Order, Supreme Court, New York County (Lori Sattler, J.), entered June 30, 2022, which, to the extent appealed from, denied defendant D & B Engineers and Architects, P.C.’s (D & B) motion for summary judgment dismissing the complaint and all cross-claims as against it, and granted defendant John Franco Contractors Inc.’s (Franco) motion for leave to amend its answer to assert a cross-claim for contribution against D & B, unanimously modified, on the law, to grant that portion of D & B's motion for summary judgment dismissing all cross-claims as against it for common law indemnification, and otherwise affirmed, without costs.
The motion court properly denied D & B's motion for summary judgment dismissing the complaint. There are triable issues of fact as to whether D & B assumed a duty to perform work related to the demolition of the kitchen, from where the gas pipe was removed, and whether D & B was in fact involved in such work or the supervision thereof (see generally Alvarez v. Prospect Hosp., 68 N.Y.2d 320, 324 [1986]).
Given the foregoing, the court also properly denied D & B's motion to the extent that it sought dismissal of the cross-claims against it for contribution (see generally Raquet v. Braun, 90 N.Y.2d 177, 183 [1997]). However, to the extent any defendant has asserted a cross-claim against D & B for common law indemnification, that cross-claim should have been dismissed as those defendants are not being held vicariously liable (see McCarthy v. Turner Const. Inc., 17 NY3d 369, 377–378 [2011] [“a party cannot obtain common-law indemnification unless it has been held to be vicariously liable without proof of any negligence or actual supervision on its own part”]).

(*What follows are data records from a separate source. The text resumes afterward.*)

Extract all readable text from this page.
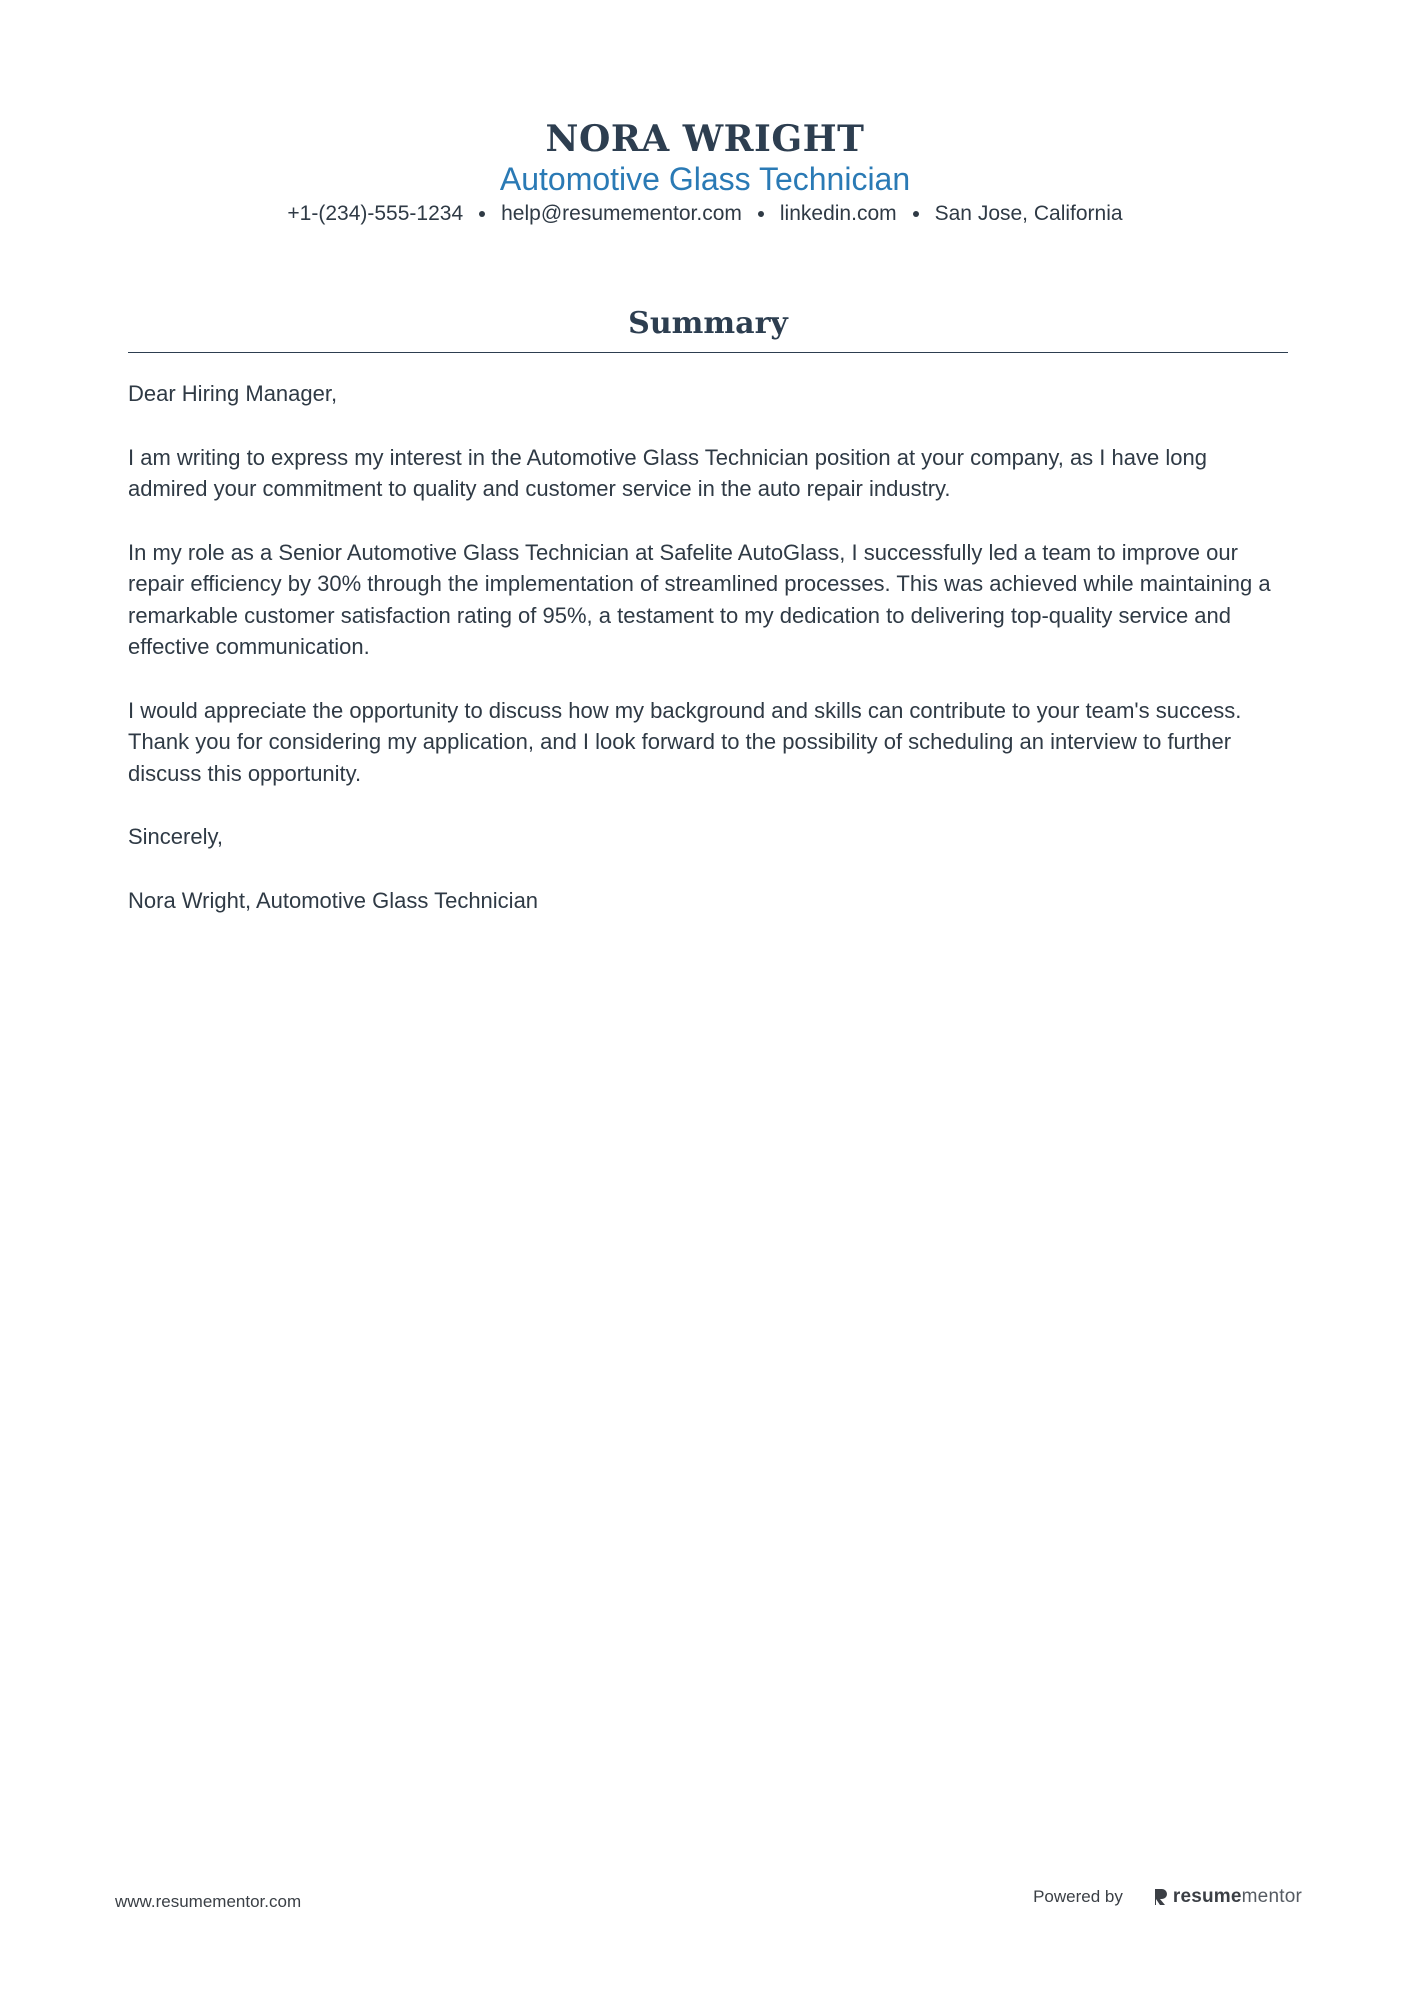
NORA WRIGHT
Automotive Glass Technician
+1-(234)-555-1234 help@resumementor.com linkedin.com San Jose, California
Summary

Dear Hiring Manager,

I am writing to express my interest in the Automotive Glass Technician position at your company, as I have long admired your commitment to quality and customer service in the auto repair industry.

In my role as a Senior Automotive Glass Technician at Safelite AutoGlass, I successfully led a team to improve our repair efficiency by 30% through the implementation of streamlined processes. This was achieved while maintaining a remarkable customer satisfaction rating of 95%, a testament to my dedication to delivering top-quality service and effective communication.

I would appreciate the opportunity to discuss how my background and skills can contribute to your team's success. Thank you for considering my application, and I look forward to the possibility of scheduling an interview to further discuss this opportunity.

Sincerely,

Nora Wright, Automotive Glass Technician

www.resumementor.com	Powered by	resume mentor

The court providently exercised its discretion in granting Franco's motion for leave to amend its answer to assert a cross-claim for contribution against D & B (see CPLR 3025[b]); Kocourek v. Booz Allen Hamilton Inc., 85 AD3d 502, 504 [1st Dept 2011]). Mere delay was insufficient to defeat the motion for leave to amend, and D & B failed to establish prejudice (Kocourek, 85 AD3d at 504).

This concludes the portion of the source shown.